In the expert’s view, Armenia’s stated intention to join the EU is already producing tangible effects and consequences for the country’s economy. “Naturally, we are not merely seeing statements, we are seeing the economic effects and consequences of those statements as well.

The 2024 case, which concluded in 2025 with the exhaustion of additional revenue from the re-export of Russian gold, speaks volumes — the turnovers and volumes involved were extremely significant for Armenia’s economy. In addition, we are observing changes tied to the possibilities of maintaining old cooperative ties alongside new attempts to break into European markets. There are several nuances here.

First and foremost, these are questions related to the regulation of customs procedures that allow for preferential treatment and the free movement of goods without additional tax and tariff burdens. This, in turn, affects prices and the competitiveness of goods.

On the other hand, we are dealing with the strictly regulated practices of European authorities, where market entry is governed by very rigorous standards. Requirements for establishing quotas for each country, even in the case of association or membership, significantly limit the opportunities available,” Migranyan noted.

According to the economist, if Armenia were to trade the EAEU market for the European one, it would be left with virtually no access to the agricultural products market, or would be restricted by quotas, as has been the case with Moldova and Georgia, while simultaneously losing the ability to import goods into the EAEU on preferential terms.

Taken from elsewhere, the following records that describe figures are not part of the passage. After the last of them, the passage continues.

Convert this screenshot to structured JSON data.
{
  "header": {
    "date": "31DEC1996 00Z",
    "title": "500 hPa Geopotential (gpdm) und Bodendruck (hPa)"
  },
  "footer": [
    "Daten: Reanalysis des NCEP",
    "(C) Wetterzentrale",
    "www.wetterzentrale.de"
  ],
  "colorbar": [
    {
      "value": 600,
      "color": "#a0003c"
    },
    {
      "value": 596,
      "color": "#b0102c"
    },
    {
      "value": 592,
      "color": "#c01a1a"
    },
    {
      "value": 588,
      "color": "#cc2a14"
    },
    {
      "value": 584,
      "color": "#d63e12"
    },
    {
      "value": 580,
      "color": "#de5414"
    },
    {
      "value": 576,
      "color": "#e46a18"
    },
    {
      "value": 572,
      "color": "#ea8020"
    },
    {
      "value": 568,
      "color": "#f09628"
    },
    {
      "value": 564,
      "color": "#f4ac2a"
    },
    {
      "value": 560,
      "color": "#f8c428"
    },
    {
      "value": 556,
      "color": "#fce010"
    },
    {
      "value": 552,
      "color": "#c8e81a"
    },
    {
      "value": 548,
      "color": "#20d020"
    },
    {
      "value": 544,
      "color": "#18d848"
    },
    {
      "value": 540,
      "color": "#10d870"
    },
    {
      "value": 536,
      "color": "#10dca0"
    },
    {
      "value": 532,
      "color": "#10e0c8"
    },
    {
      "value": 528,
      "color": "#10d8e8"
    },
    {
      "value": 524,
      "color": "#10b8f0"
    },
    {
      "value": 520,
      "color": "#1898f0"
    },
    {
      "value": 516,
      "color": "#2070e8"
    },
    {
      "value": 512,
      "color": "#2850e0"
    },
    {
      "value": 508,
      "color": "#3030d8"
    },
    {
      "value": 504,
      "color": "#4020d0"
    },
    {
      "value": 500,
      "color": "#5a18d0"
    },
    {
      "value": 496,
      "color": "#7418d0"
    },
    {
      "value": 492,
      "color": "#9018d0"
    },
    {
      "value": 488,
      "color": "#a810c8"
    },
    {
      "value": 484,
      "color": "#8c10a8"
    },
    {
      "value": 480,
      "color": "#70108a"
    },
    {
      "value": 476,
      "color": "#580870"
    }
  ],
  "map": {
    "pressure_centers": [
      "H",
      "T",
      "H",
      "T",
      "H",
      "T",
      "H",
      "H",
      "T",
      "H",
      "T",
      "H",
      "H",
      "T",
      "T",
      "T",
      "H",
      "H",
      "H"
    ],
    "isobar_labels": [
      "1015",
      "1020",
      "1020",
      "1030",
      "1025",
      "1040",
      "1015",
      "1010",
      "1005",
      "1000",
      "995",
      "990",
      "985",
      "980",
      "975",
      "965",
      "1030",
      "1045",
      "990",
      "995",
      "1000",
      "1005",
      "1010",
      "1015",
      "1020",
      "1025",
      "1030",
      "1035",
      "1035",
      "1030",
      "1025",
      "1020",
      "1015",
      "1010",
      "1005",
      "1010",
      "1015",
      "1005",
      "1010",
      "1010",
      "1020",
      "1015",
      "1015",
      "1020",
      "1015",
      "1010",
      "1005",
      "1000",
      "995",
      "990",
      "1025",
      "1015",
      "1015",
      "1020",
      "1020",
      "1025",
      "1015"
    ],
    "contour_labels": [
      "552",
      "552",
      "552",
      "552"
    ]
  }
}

“We understand that Armenia will not be able to sit on two chairs at once in this situation. The EAEU technical regulations and European standards differ quite radically,” Migranian stressed.

In the expert’s view, Armenia’s economic relations with Russia will not come to an end, but will be transformed. “When people say that Armenia’s economy will collapse, that will not happen. Economic relations will be preserved, but transformed. We will see growth in local service industries: tourism, hospitality, financial services, and other service sectors. However, the country is not yet a transport hub: key infrastructure elements are missing: transport arteries, pipeline systems, and other transit mechanisms. The likely outcome is a narrowing of economic activity to local markets and a transition to a service-based economic model, in many ways similar to Georgia’s, but without its transit potential,” Migranyan concluded.